Question

Solve: $ {{\operatorname{cosec}}^{-1}}\left( \cos x \right) $ is real if; \[\]
A. $ x\in \left[ -1,1 \right] $ \[\]
B. $ x\in R $ \[\]
C. $ x $ is an odd multiple of $ \dfrac{\pi }{2} $ \[\]
D. $ x $ is multiple of $ \pi $ \[\]

Answer 1

Hint: We recall the domain and range of cosec inverse function as $ {{\operatorname{cosec}}^{-1}}x:\left( -\infty ,1 \right]\bigcup \left[ 1,\infty \right)\to \left[ \dfrac{-\pi }{2},0 \right)\bigcup \left( 0,\dfrac{\pi }{2} \right] $ and the domain and range of cosine function as $ \cos x:R\to \left[ -1,1 \right] $ . We use these domain and ranges to see which option is correct. \[\]

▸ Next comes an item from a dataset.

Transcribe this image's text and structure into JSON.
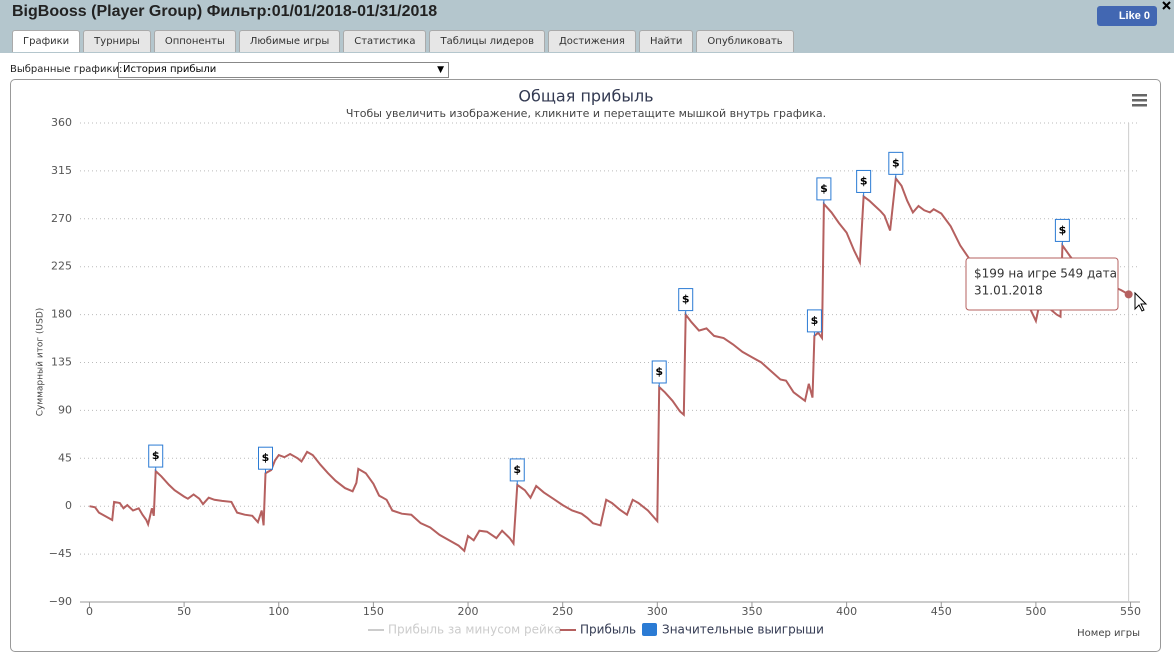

Complete step by step answer:
We are given in the question a composite function $ {{\operatorname{cosec}}^{-1}}\left( \cos x \right) $ where the cosec inverse functions $ {{\operatorname{cosec}}^{-1}}x $ takes all the values returned by cosine function $ \cos x $ inside the bracket. We know from domain of cosec inverse function can take values as input which do not belong to the interval $ \left( -1,1 \right) $ .\[\]
A. We are given $ x\in \left[ -1,1 \right] $ . So cosine function $ \cos x $ c will take map this interval $ \left[ -1,1 \right] $ to the interval $ \left[ 0,\cos \left( 1 \right) \right] $ but we know that range of cosine function is $ \left[ -1,1 \right] $ . So we have $ -1<0<\cos \left( 1 \right)<1 $ . So the domain for cosec inverse function is $ \left[ 0,\cos \left( 1 \right) \right] $ and cosec inverse function cannot take values from $ \left( -1,1 \right) $ . So option A is not correct.\[\]
B. We are given $ x\in R $ . We have already prove that $ {{\operatorname{cosec}}^{-1}}\left( \cos x \right) $ is not real if $ x\in \left[ -1,1 \right] $ . So $ x $ is may not be real for all $ x\in R $ . Hence option B is incorrect.\[\]
C. $ x $ is an odd multiple of $ \dfrac{\pi }{2} $ which means for some $ n\in \mathsf{\mathbb{Z}} $ we have $ x=\left( 2n+1 \right)\dfrac{\pi }{2} $ for $ n=0 $ we have $ x=\left( 2\cdot 0+1 \right)\dfrac{\pi }{2}=\dfrac{\pi }{2} $ . Then we have $ \cos x=\cos \left( \dfrac{\pi }{2} \right)=0 $ but inverse cosec function is not defined for $ x=0 $ since $ 0\in \left[ -1,1 \right] $ . So option $ C $ is not correct.\[\]
D. We are given $ x $ is multiple of $ \pi $ which means $ x=n\pi ,n\in \mathsf{\mathbb{Z}} $ . If $ n $ is odd we get $ \cos x=-1 $ and if $ n $ is even we get $ \cos x=1 $ . The cosec inverse is well defined for $ x=-1,1 $ . So option D is only correct option.\[\]

Note:
We can alternatively solve by observing that cosec inverse function can take only those values at the intersection of domain of cosec inverse function and range cosine inverse function that is $ \left( \left( -\infty ,1 \right]\bigcup \left[ 1,\infty \right) \right)\bigcap \left[ -1,1 \right]=\left\{ -1,1 \right\} $ . We can find for what values of $ x $ the value of cosine $ \cos x=-1,1 $ . We note that mapping of $ \left[ -1,1 \right] $ on $ \left[ 0,1 \right] $ comes from the fact that $ \cos \left( -x \right)=\cos x,-\dfrac{\pi }{2} < -1 < 1 < \dfrac{\pi }{2} $ and $ \cos x\in \left[ 0,1 \right] $ for all $ x\in \left[ \dfrac{-\pi }{2},\dfrac{\pi }{2} \right] $ .